Letting Go

As winter approaches, nights are longer and days are shorter, colder, and darker. In late October the leaves begin to fall. In the perennial border, leaves and stems begin to die back. The grass turns yellowish green before going brown and dead. Annual plants die completely. Winter is a stripped down time for trees and plants; a time of bareness, a lean time.

It is a lean time in our country and our world right now, and in our lives as well. Times are hard everywhere. Our lives and our world seem to be headed toward winter.

In the church it is a wintry season too. The abuse scandals that have rocked the church in America are now shaking Europe. Here in Maine, as elsewhere, dwindling numbers of priests mean fewer masses, churches merging, and even churches closing. Mass attendance is often down, people seem to drift away to other faiths, or to no faith at all. Even in the church, winter is approaching.

Yet winter in the natural world does not mean the end of life. While we need to be prepared for it, it is not in itself something to be feared and dreaded.

In the natural world of God’s creation, plants and trees simply let go of all that is unnecessary. Even as vegetation adapts to the changing seasons, so we too need to learn to adapt.

Through photosynthesis, leaves and green growing things are the source of all life on this planet. Yet when winter approaches, they change color, let go and die. Trees let go of those same leaves that once provided them with life in order to survive through the cold months ahead. Flowers and grasses die off, right down to the ground. But the roots are digging deep, alive and well underground, waiting for springtime’s sun and warmth to send up new growth.

Could there be a lesson for us here? Can we let go as the leaves do?

It is so hard for us to let go! It seems such a negative thing, such a hard thing. Yet if the trees didn’t let go of their leaves, they wouldn’t survive the winter. When we lived a bit farther north in Maine, we once had a few inches of snow early in October. Trees and branches, still in full leaf, came crashing down. They couldn’t carry the burden of snow on their leaves. As with the trees, so with us: letting go can be a positive thing, an important and necessary thing.
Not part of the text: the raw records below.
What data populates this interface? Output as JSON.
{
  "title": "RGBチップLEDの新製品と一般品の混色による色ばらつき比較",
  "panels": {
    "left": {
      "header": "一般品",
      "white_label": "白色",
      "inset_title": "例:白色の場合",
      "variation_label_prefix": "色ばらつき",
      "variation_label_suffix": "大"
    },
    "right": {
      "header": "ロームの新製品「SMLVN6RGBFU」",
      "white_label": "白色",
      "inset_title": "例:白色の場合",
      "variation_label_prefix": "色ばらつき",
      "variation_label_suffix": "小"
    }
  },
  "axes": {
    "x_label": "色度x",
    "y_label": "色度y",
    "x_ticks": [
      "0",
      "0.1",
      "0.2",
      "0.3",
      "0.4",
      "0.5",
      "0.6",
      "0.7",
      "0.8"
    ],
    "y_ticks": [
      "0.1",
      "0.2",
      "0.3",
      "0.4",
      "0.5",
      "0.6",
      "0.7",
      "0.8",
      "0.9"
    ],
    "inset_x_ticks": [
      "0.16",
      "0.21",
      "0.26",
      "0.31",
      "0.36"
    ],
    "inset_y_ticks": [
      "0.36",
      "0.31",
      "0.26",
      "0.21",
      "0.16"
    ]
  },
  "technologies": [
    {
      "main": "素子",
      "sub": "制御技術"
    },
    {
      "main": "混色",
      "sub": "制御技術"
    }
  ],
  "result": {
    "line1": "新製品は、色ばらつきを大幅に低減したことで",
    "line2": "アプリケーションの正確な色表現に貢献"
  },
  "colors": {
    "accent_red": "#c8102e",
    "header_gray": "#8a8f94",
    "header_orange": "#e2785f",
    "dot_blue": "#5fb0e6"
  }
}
Letting go is sometimes known as renunciation. It has two different aspects, one positive and energetic, and the other more receptive. In the active mode, we work at the discipline of letting go. This can include the traditional ascetic discipline of fasting, a way of letting go of either quality or quantity in food.
But there are other, more subtle forms of letting go as well. For example, we might ask ourselves these questions:

Can we let go of our need to always be right?

Can we let go of our need to look good?

Can we let go of the way things always were, or the way we wish things were, and accept that which actually is?

Can we let go of our anger and impatience? Or our need to criticize? Even our need to criticize ourselves!

From a more positive perspective, we might ask ourselves, ‘Can we practice restraint?’
Can we restrain our anger, our criticism, our need to be right, or to look good, or to want things to be different? These are all vitally important but often overlooked practices of renunciation.

The other side of letting go is receptive rather than active. When things happen to us, especially change of any sort, are we able to roll with it? Can we allow changes to happen, especially changes over which we have no control. This is especially difficult when the changes happen to people or institutions that we love very much! Changes, for instance, in our schools or towns or churches. Here it is very important to differentiate between the superficial changes (such as the clustering of the churches) and the depths of our faith.

Sometimes there is not nearly as much change as we wish, and we need to let go of our need for greater, quicker, more profound change.

From either side of this issue, there is often a call to let go: of the old ways, or of our own personal vision of the future.

This leaves us with yet another very important question. We need to ask ourselves when it is right to let go, and when we should hold on. After all, the trees gracefully let go of their leaves in late autumn – but they hold on tight to trunks and branches and twigs! We need to let go when and as God wishes.

And here’s a final important point. We let go only when it is time. This is what happens in nature: the days shorten and grow colder, the light fails. All of this signals the leaves that it is time to go. So also in our lives. Sometimes we can’t let go until suddenly, finally, it is God’s time and we are released from whatever we have been holding so tightly.

As winter approaches, let us ask God to help us let go of all that binds us and of all that keeps us from God and from each other. With liberated hearts we can then enter into Advent and Christmas to give praise to the Christ child for his great and loving mercy. In spaciousness and freedom we can then embrace ourselves, one another, and all of creation with the blessed warmth of God’s own love.